The Angel Delivery Story

     

As a paediatric nurse and mother of Oliver and Emily, New Zealander Rebecca Cass has the inside story on the chaos that comes with bringing home a new baby. Certain that all new mums would give their right arm for a warm, nourishing meal and a sparkling clean house, Rebecca started Baby Angel, a bite-sized business that saw her preparing new mum care packages and travelling around Wellington in New Zealand with a mop and a bucket in the back of her car. Rebecca has long known that food has the capacity to restore equilibrium. As a high school student she’d hand in some freshly baked muffins along with her essay and watch as her teacher completely forgot that the essay was a week overdue.

Just as Rebecca anticipated, Baby Angel was a hit. Instead of pastel jumpsuits being exchanged for fake exclamations of ‘wow thanks, you can never have too many of these! No really, we’ll surely use all 43 of them before he moves up to the next size…’ people could jump online and order a divine meal – think lasagne and apple crumble with fresh cream – and rest assured that even if the new parents weren’t sleeping, they at least had a full stomach.

What Rebecca hadn’t anticipated was the many calls from people asking if baby mamas and papas were her only clientele. Would she consider delivering a hamper to a friend who was going through a rough time with an illness? Would she prepare a meal on behalf of an employer wishing to express condolences to a colleague who’d lost a loved one? And what about birthdays? Or anniversaries? The response to the concept of a truly nurturing gift was immense. 

Like Rebecca, everyone understood the healing power of food. As Baby Angel expanded into not-just-baby territory, Rebecca started to get emails from people wanting to send care to their loved ones around the world. Did she know of anyone doing something similar in Australia? Or the UK? Or the States? With the international interest in Baby Angel, Rebecca began to research branching out but was soon overwhelmed by the daunting task of going global. That is until one day, while wading through logistics and risk assessments, she received a tweet from a prominent USA businessman. It said, ‘lets talk food.’ A quick Google search revealed Zalmi Duchman to be the kind of guy whose own business shows up on Forbes’ Top 20 lists.
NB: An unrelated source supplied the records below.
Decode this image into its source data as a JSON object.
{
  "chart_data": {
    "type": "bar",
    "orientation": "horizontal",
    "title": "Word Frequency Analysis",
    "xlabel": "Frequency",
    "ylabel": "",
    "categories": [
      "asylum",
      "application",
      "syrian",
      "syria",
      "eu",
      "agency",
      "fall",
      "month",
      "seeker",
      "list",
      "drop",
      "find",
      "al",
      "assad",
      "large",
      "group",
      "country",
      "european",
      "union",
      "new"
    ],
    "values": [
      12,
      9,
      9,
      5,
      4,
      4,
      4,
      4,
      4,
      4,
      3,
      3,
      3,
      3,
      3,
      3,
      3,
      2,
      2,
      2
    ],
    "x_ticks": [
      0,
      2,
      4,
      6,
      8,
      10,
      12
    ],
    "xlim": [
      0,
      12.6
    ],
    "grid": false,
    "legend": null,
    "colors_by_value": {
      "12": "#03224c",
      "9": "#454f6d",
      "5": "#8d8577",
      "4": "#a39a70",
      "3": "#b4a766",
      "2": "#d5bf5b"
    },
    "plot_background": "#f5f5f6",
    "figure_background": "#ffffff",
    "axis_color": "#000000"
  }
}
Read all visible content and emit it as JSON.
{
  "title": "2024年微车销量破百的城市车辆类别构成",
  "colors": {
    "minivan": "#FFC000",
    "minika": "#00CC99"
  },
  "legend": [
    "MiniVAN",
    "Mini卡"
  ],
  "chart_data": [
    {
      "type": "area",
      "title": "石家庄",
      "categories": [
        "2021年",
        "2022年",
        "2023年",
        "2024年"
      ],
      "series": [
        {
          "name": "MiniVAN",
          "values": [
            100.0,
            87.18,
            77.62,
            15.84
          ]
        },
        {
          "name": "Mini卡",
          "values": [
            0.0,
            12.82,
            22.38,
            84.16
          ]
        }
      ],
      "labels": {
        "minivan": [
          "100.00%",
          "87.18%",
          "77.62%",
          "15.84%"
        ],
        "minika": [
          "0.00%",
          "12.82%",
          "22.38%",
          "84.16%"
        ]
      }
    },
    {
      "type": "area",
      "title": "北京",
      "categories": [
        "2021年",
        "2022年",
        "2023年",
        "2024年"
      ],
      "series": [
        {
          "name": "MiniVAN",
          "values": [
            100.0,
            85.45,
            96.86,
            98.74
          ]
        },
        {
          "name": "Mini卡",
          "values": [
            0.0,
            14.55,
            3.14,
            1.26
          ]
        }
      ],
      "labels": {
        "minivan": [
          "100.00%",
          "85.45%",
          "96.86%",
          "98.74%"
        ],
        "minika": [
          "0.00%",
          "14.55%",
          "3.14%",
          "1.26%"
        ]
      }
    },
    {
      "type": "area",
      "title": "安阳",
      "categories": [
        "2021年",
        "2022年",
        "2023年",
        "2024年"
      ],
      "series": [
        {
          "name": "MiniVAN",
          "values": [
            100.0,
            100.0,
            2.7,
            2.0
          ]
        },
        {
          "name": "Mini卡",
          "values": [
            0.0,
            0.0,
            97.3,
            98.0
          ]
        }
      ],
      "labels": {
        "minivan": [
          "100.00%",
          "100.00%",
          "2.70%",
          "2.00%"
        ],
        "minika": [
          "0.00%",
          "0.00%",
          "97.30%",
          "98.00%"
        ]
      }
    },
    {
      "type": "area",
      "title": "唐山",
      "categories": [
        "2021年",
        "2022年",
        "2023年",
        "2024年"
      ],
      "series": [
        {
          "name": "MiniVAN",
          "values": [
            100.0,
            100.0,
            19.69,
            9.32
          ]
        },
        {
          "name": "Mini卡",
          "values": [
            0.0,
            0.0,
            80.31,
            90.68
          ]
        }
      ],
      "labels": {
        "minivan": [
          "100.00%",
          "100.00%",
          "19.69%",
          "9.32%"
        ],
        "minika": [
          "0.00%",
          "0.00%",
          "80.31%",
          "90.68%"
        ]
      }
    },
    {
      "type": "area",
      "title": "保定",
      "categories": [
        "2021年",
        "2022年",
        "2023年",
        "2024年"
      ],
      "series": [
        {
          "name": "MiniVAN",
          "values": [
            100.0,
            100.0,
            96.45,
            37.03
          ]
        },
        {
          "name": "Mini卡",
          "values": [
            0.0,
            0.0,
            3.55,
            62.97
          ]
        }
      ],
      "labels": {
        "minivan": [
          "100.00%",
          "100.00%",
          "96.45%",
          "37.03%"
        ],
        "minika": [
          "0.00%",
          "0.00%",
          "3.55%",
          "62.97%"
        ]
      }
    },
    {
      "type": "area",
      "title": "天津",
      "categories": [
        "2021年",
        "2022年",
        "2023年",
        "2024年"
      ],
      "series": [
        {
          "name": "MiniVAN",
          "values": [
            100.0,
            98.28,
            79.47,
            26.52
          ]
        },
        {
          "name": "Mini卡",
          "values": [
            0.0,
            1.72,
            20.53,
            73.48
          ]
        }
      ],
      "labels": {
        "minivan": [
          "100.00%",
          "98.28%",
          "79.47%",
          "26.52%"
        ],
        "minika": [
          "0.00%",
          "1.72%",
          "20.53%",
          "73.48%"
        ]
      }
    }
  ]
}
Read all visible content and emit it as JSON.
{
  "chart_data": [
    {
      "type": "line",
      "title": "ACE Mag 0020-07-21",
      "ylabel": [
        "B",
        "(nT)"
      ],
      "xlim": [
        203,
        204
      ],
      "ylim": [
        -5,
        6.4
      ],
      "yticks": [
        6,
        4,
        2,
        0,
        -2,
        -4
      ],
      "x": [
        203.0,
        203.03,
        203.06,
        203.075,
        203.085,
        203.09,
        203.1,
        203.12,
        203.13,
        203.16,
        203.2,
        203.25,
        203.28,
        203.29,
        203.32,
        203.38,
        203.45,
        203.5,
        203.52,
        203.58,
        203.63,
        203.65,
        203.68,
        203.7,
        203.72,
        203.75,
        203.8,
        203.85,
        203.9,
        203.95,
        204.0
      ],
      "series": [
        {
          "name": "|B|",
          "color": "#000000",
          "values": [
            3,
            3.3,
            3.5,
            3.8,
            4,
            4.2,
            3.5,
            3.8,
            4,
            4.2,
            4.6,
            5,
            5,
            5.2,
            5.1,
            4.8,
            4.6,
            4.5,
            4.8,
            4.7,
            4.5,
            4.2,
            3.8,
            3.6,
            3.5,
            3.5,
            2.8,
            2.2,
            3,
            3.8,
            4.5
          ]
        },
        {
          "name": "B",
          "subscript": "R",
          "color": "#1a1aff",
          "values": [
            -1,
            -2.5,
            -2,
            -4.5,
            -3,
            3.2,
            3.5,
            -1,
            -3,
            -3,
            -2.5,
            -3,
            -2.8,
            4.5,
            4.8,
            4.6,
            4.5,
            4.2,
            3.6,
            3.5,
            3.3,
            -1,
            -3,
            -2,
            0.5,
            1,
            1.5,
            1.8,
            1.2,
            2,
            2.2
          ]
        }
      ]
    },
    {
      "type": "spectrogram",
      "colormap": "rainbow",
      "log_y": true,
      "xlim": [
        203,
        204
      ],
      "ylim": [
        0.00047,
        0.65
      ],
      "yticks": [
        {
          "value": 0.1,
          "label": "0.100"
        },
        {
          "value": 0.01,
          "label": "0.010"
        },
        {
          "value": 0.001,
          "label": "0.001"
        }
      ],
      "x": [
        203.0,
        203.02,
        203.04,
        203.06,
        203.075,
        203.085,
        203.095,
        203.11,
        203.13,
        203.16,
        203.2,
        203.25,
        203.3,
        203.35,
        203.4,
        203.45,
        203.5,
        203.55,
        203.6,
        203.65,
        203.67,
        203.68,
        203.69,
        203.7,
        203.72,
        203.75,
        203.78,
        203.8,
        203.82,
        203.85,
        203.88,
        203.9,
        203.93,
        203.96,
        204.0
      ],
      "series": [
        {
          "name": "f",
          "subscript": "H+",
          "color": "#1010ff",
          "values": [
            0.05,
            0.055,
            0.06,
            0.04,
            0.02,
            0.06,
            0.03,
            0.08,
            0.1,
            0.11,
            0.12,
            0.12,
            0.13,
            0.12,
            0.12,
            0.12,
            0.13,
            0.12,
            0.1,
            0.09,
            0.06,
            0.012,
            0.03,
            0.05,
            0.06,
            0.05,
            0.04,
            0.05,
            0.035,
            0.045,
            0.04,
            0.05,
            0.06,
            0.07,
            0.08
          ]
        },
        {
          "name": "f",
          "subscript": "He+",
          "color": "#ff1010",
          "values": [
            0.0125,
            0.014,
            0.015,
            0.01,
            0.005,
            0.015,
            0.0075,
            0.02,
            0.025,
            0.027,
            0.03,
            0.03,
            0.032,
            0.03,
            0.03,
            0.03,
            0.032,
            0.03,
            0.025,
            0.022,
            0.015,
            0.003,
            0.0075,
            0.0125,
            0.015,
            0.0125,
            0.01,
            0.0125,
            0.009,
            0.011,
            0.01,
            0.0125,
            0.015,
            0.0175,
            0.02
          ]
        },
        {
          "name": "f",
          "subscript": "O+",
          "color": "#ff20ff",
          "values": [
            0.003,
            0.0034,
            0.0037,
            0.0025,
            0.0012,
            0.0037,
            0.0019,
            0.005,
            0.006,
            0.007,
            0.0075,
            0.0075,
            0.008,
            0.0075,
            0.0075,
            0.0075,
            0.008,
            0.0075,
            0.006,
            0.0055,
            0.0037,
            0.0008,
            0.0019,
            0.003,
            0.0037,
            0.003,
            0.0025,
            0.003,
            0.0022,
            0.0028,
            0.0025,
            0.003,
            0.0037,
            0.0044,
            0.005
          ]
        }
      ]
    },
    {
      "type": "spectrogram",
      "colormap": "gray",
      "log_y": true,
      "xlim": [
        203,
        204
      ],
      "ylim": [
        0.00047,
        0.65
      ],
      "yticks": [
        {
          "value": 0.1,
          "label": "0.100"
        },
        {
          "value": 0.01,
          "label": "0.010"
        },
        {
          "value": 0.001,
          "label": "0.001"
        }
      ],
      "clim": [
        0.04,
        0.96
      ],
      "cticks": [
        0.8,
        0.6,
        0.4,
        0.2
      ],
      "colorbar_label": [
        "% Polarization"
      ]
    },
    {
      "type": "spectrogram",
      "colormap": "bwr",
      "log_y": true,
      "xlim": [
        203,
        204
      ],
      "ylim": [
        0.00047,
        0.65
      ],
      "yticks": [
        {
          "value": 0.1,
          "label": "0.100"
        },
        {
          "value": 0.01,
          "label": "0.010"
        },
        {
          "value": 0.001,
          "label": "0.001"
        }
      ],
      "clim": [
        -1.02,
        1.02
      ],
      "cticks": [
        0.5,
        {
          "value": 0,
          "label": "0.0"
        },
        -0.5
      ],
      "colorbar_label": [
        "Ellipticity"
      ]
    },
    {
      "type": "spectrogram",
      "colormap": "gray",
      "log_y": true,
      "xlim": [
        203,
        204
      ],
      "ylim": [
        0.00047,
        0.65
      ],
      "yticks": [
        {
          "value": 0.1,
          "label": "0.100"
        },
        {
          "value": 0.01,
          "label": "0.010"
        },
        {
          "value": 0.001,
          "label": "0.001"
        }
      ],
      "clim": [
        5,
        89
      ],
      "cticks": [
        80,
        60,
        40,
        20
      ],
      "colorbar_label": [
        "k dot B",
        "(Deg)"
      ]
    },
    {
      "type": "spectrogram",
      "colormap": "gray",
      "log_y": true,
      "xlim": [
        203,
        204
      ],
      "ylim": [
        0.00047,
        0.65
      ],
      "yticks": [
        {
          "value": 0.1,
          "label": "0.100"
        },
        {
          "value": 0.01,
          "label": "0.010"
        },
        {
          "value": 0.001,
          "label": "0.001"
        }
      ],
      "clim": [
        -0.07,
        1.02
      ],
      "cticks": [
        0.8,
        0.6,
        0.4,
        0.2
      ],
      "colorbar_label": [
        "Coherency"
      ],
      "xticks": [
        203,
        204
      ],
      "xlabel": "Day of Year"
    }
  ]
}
Zalmi, a strong believer in nurturing loved ones with food, had discovered Baby Angel on twitter and was keen to partner with Rebecca to establish something similar in the States. As CEO of The Fresh Diet, a company with commercial kitchens across the USA and Canada, he was perfectly placed to help turn her Stateside dream into a reality. A few Skype chats later, Rebecca was boarding a plane for New York. So that’s the story of how Baby Angel winged its way to America and became Angel Delivery. It sounds like a fairy tale because it is one. It was a labour of love that struck a chord with people all around the world. 

Gone are the days where our most important people are close by. Our loved ones are now all over the globe but connections are still strong. We’re privy to the daily ups and downs of the people we love through new means. We learn of the joys, struggles and tragedies of our close friends, family and acquaintances through phone calls, video calls, emails and status updates. So with all of this virtual communication, do we still need the tangible? The answer of course is yes, we do. And nothing is more tangible, more supportive or more thoughtful than a gift of food delivered to your door in a time of need.